Ann is pretty much the first person in the book to realize that Haydon is the mole, though, not being a spy, she doesn’t know what she knows, just that there is something really wrong with Haydon. Prideaux is probably the second person to know that Haydon is the mole (he goes to warn him that control is on to him before he is sent to Czechoslovakia). Karla sets Haydon up to betray, not just Britain, but specific individuals, and it his intimates who figure it out first.
In the book, there is what I assume to be a period-typical level of casual homophobia, particularly with regards to effeminate gay men (obviously still a problem in the real world).

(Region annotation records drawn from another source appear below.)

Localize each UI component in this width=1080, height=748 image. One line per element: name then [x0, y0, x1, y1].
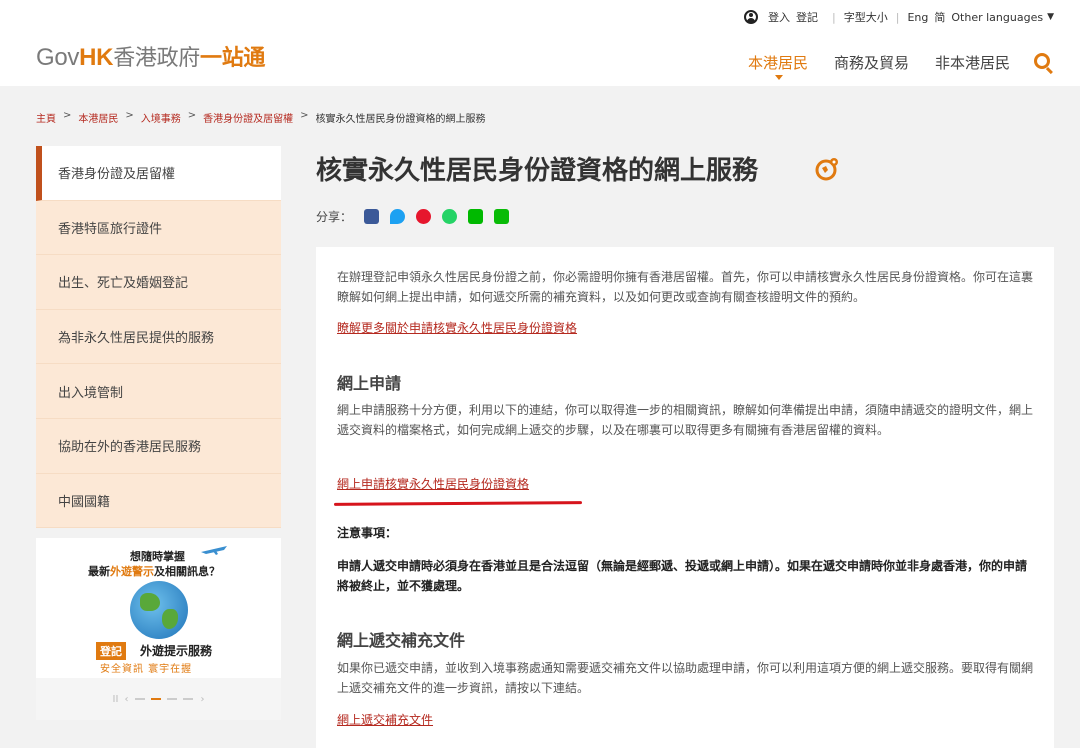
wechat-icon[interactable]: [494, 209, 510, 224]
breadcrumb-separator: >: [125, 110, 134, 121]
promo-tagline: 安全資訊 寰宇在握: [100, 664, 193, 675]
outbound-travel-alert-banner[interactable]: 想隨時掌握 最新外遊警示及相關訊息？ 登記 外遊提示服務 安全資訊 寰宇在握 I…: [36, 538, 281, 720]
sidebar-item-immigration-control[interactable]: 出入境管制: [36, 364, 281, 419]
divider: |: [832, 10, 836, 24]
search-icon[interactable]: [1034, 53, 1050, 69]
learn-more-link[interactable]: 瞭解更多關於申請核實永久性居民身份證資格: [337, 319, 577, 336]
breadcrumb-home[interactable]: 主頁: [36, 110, 56, 125]
caret-down-icon[interactable]: ▼: [1047, 12, 1054, 22]
logo-hk: HK: [79, 44, 114, 71]
share-bar: 分享：: [316, 208, 510, 225]
breadcrumb: 主頁 > 本港居民 > 入境事務 > 香港身份證及居留權 > 核實永久性居民身份…: [36, 110, 486, 125]
divider: |: [895, 10, 900, 24]
breadcrumb-separator: >: [300, 110, 309, 121]
promo-line2: 最新外遊警示及相關訊息？: [88, 563, 220, 579]
carousel-controls: II ‹ ›: [36, 678, 281, 720]
promo-service-name: 外遊提示服務: [140, 644, 213, 658]
logo-cn2: 一站通: [200, 46, 266, 71]
logo-cn: 香港政府: [113, 46, 201, 71]
sidebar-item-birth-death-marriage[interactable]: 出生、死亡及婚姻登記: [36, 255, 281, 310]
online-application-heading: 網上申請: [337, 374, 402, 393]
sidebar-nav: 香港身份證及居留權 香港特區旅行證件 出生、死亡及婚姻登記 為非永久性居民提供的…: [36, 146, 281, 529]
other-languages-dropdown[interactable]: Other languages: [951, 11, 1043, 24]
chevron-right-icon[interactable]: ›: [200, 694, 204, 705]
breadcrumb-immigration[interactable]: 入境事務: [141, 110, 181, 125]
pause-icon[interactable]: II: [113, 694, 119, 705]
online-application-paragraph: 網上申請服務十分方便，利用以下的連結，你可以取得進一步的相關資訊，瞭解如何準備提…: [337, 403, 1034, 437]
main-nav: 本港居民 商務及貿易 非本港居民: [748, 52, 1036, 80]
whatsapp-icon[interactable]: [442, 209, 458, 224]
promo-line2-b: 及相關訊息？: [154, 565, 220, 578]
carousel-dot-active[interactable]: [151, 698, 162, 700]
breadcrumb-id-card[interactable]: 香港身份證及居留權: [203, 110, 293, 125]
breadcrumb-residents[interactable]: 本港居民: [78, 110, 118, 125]
promo-line1: 想隨時掌握: [130, 550, 185, 563]
sidebar-item-non-permanent[interactable]: 為非永久性居民提供的服務: [36, 309, 281, 365]
carousel-dot[interactable]: [183, 698, 194, 700]
carousel-dot[interactable]: [167, 698, 178, 700]
intro-paragraph: 在辦理登記申領永久性居民身份證之前，你必需證明你擁有香港居留權。首先，你可以申請…: [337, 270, 1034, 304]
chevron-left-icon[interactable]: ‹: [124, 694, 128, 705]
sidebar-item-id-card[interactable]: 香港身份證及居留權: [36, 146, 281, 201]
online-application-link[interactable]: 網上申請核實永久性居民身份證資格: [337, 475, 529, 492]
utility-bar: 登入 登記 | 字型大小 | Eng 简 Other languages ▼: [744, 8, 1054, 26]
notice-heading: 注意事項：: [337, 526, 398, 540]
eservice-icon: [815, 158, 838, 181]
facebook-icon[interactable]: [364, 209, 380, 224]
share-label: 分享：: [316, 210, 353, 224]
line-icon[interactable]: [468, 209, 484, 224]
lang-en-link[interactable]: Eng: [907, 11, 928, 24]
login-link[interactable]: 登入: [768, 9, 790, 25]
promo-highlight: 外遊警示: [110, 565, 154, 578]
logo-gov: Gov: [36, 44, 80, 71]
user-icon[interactable]: [744, 10, 759, 24]
promo-line2-a: 最新: [88, 565, 110, 578]
govhk-logo[interactable]: GovHK香港政府一站通: [36, 40, 265, 72]
carousel-dot[interactable]: [135, 698, 146, 700]
site-header: 登入 登記 | 字型大小 | Eng 简 Other languages ▼ G…: [0, 0, 1080, 86]
supplementary-docs-paragraph: 如果你已遞交申請，並收到入境事務處通知需要遞交補充文件以協助處理申請，你可以利用…: [337, 661, 1034, 695]
supplementary-docs-heading: 網上遞交補充文件: [337, 631, 466, 650]
sidebar-item-chinese-nationality[interactable]: 中國國籍: [36, 473, 281, 529]
notice-paragraph: 申請人遞交申請時必須身在香港並且是合法逗留（無論是經郵遞、投遞或網上申請）。如果…: [337, 559, 1028, 593]
lang-sc-link[interactable]: 简: [934, 9, 945, 25]
supplementary-docs-link[interactable]: 網上遞交補充文件: [337, 711, 433, 728]
breadcrumb-current: 核實永久性居民身份證資格的網上服務: [315, 114, 486, 125]
sidebar-item-travel-documents[interactable]: 香港特區旅行證件: [36, 200, 281, 256]
nav-business[interactable]: 商務及貿易: [834, 52, 909, 73]
airplane-icon: [201, 546, 227, 555]
nav-non-residents[interactable]: 非本港居民: [935, 52, 1010, 73]
weibo-icon[interactable]: [416, 209, 432, 224]
page-title: 核實永久性居民身份證資格的網上服務: [316, 156, 759, 186]
twitter-icon[interactable]: [390, 209, 406, 224]
font-size-link[interactable]: 字型大小: [844, 9, 888, 25]
register-link[interactable]: 登記: [796, 9, 818, 25]
sidebar-item-assistance-abroad[interactable]: 協助在外的香港居民服務: [36, 418, 281, 474]
breadcrumb-separator: >: [63, 110, 72, 121]
globe-icon: [130, 581, 188, 639]
nav-residents[interactable]: 本港居民: [748, 52, 808, 80]
breadcrumb-separator: >: [187, 110, 197, 121]
register-badge: 登記: [96, 642, 126, 660]
content-panel: 在辦理登記申領永久性居民身份證之前，你必需證明你擁有香港居留權。首先，你可以申請…: [316, 247, 1054, 748]
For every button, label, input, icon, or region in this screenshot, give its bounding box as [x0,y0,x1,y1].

Somehow Haydon, whose flings with men are an open secret, escapes from this crude homophobia. He is described as a bohemian artist (as well as being upper class) and so is given a certain leeway. He is also never described as effeminate.
And his relationship with Prideaux is handled very seriously. At university, Haydon pretty clearly has romantic feelings for Prideaux, even if it’s unclear if their relationship was sexual. Bill Roach (Prideaux’s shy, observant student) realizes immediately that Prideaux has lost his companion, and muses that he doesn’t understand how adults love one another. And then at the end of the book, Smiley states, without any sideness, that Haydon and Prideaux may have been lovers.
And I actually sort of see why they took most of that out of the movie. Because the the theme of public/private betrayal is mirrored in the treatment of Haydon’s bisexuality (including a crass foreshadowing that he is the double agent, when Gwillam says of Haydon “they said he went both ways”). It is totally in keeping with the post-Burgess conflation of homosexuality and treason, and specifically double agents. (And it’s worth noting that unlike Burgess, Blunt, and Maclean, Philby, who Haydon was based on, was probably straight.)
So, in the movie, they take out all explicit references to Haydon’s bisexuality, and tone down his relationship with Prideaux. And to compensate, they make Peter Gwillam (straight in the book) into a more modern kind of gay character (one that is hard to imagine Le Carre writing in 1974) a straight-acting man in a stable relationship with another (straight-acting) man. And the homophobia is of an external, impersonal kind, where he is forced to be closeted (and to break up with his partner) to keep his job.